Ele me encarou. Eu olhei em seus olhos e, ao invés de raiva, vi medo. Byakko não estava simplesmente com raiva da minha pergunta, mas, tinha receio de alguma coisa que eu não sabia. Será que era medo de dizer mais do que deveria, de novo? Durou apenas um segundo, antes que o Espírito desaparecesse num sopro de névoa branca tão forte que me fez tropeçar. Eu tinha coberto meus olhos com as mãos, e quando voltei a abri-los ele não estava mais na minha frente.

— Você tem que ir embora — disse, com sua voz se espalhando de cada canto do templo, como se ele fosse o lugar, como se estivesse dentro das paredes.

Procurei por todos os lados, mas ele tinha desaparecido como uma assombração.

— Mas...

!, sua voz gritou na minha mente desta vez. E não era a voz de um menino.

 Tremi de medo pela primeira vez, desde que tínhamos nos apresentado.

O vento me empurrou outra vez para a saída. Tentei resistir, apesar de minha confusão. Queria pedir desculpas, mas eu nem conseguia abrir a boca. Ao mesmo tempo em que eu era empurrada pra fora, era como se estivesse sendo empurrada pro chão também, mas por outro tipo de força.

Finalmente eu desisti de lutar. Corri para a praia, e as portas se fecharam atrás de mim, prendendo tudo o que tinha acontecido dentro do templo. Quando percebi, eu ofegava e suor pingava do meu rosto. Me apoiei na madeira e me sentei no chão de pedra, me sentindo exausta. Quando enfiei minhas mãos nos bolsos do casaco que vestia, tentando acabar com a tremedeira nos meus dedos, senti que eles não estavam tão vazios quanto eu esperava. E, quando abri minha palma na frente do rosto, uma única papoula me encarou de volta.

Uma flor que fora colocada lá.


Byakko

O templo inteiro estava cheio de vultos. De vozes. De passado...

E eu me perdia..., não; eu me afundava naquelas lembranças como um náufrago. Só que não havia ar puro para mim. Não ali.
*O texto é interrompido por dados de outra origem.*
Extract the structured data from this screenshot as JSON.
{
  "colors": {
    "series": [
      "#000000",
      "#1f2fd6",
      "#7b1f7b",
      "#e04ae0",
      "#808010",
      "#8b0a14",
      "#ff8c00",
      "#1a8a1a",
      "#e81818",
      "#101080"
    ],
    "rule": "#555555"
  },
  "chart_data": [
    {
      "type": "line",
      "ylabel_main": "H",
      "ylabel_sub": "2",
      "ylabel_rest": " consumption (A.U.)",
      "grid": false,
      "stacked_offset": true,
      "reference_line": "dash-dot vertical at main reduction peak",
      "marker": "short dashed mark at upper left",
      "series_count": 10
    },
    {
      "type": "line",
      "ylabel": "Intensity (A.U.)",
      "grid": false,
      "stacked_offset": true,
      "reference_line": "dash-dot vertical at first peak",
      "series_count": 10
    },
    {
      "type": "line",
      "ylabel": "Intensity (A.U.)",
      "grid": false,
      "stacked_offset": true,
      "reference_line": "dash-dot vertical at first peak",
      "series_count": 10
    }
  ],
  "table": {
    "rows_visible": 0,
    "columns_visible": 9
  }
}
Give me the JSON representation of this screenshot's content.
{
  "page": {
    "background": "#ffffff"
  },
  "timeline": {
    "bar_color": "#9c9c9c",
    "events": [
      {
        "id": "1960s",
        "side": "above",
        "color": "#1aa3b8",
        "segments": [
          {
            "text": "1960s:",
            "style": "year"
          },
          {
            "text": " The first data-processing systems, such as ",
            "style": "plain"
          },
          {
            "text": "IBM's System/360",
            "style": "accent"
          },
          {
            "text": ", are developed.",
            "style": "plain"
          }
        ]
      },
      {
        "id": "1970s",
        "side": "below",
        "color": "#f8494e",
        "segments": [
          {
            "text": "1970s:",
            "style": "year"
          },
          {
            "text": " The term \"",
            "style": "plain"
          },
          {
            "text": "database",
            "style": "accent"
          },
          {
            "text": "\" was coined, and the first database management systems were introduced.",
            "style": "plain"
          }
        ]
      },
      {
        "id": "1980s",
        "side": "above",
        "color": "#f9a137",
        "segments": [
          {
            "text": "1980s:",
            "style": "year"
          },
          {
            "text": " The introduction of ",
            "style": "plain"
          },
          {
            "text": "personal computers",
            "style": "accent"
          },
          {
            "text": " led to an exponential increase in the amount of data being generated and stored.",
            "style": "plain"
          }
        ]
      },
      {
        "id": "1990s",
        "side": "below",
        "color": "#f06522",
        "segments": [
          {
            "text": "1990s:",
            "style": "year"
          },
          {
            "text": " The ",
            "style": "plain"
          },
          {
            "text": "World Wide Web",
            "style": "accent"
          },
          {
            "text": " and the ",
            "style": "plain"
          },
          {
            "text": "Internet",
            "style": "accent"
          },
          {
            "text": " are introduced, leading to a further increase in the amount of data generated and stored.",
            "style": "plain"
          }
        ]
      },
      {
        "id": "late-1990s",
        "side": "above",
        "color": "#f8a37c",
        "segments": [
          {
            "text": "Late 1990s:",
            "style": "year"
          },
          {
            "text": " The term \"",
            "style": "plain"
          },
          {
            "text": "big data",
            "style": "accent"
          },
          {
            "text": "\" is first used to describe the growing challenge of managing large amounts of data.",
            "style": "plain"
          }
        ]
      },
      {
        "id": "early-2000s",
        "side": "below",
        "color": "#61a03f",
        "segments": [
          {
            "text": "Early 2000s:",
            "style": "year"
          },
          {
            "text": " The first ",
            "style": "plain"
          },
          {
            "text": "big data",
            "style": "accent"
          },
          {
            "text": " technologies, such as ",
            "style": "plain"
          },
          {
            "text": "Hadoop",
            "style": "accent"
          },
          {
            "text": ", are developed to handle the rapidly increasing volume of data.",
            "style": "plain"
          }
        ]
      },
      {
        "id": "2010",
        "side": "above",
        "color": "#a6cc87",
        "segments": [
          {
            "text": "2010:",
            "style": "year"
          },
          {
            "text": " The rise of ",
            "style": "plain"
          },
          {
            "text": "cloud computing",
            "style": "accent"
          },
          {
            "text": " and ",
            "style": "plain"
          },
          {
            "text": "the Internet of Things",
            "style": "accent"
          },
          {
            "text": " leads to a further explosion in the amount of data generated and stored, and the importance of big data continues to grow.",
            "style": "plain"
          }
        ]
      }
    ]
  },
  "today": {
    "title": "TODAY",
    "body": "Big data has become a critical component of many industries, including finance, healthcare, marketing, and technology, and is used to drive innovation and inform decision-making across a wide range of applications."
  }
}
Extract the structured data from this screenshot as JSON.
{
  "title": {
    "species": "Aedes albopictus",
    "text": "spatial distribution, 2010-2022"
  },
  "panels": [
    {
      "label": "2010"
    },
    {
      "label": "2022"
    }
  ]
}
Passei pelo salão e cada passo meu era o desenrolar de centenas de anos de história, o começo e o fim de milhares de vidas. Via pessoas, ouvia seus sussurros e a música ao fundo; era dia de festa. Mais uma vez eu assisti a cada festival dos últimos dois mil anos, em um piscar de olhos.

Com mais um passo, tudo se encheu de água, e os gritos foram abafados antes mesmo de escapar das gargantas. Senti cada vida ali, naquela noite, sendo engolida pelo mar, e as ondas me sussurrando desculpas, aquilo não devia ter acontecido...

Não, não devia ter acontecido...

A um pequeno passo das portas duplas, as imagens começaram a sumir. Cada vida naquela noite fora ceifada..., menos uma. E agora ela me encarava com seus olhos negros gentis. O último fantasma no salão.

Ela apoiou as mãos no meu ombro enquanto se abaixava à mesma altura do meu corpo infantil.

— Não precisa sorrir pra mim — disse-lhe.

Discordando com um gesto displicente, ela tocou meu rosto carinhosamente. Seus lábios formaram palavras, mas, com um último suspiro, seu vulto também se foi.

Apoiei a testa nas portas, apesar de não ser capaz de sentir o toque da madeira na pele, nem o cansaço pesar nos ombros, nem dor. Sem ser capaz de sentir nada além de remorso.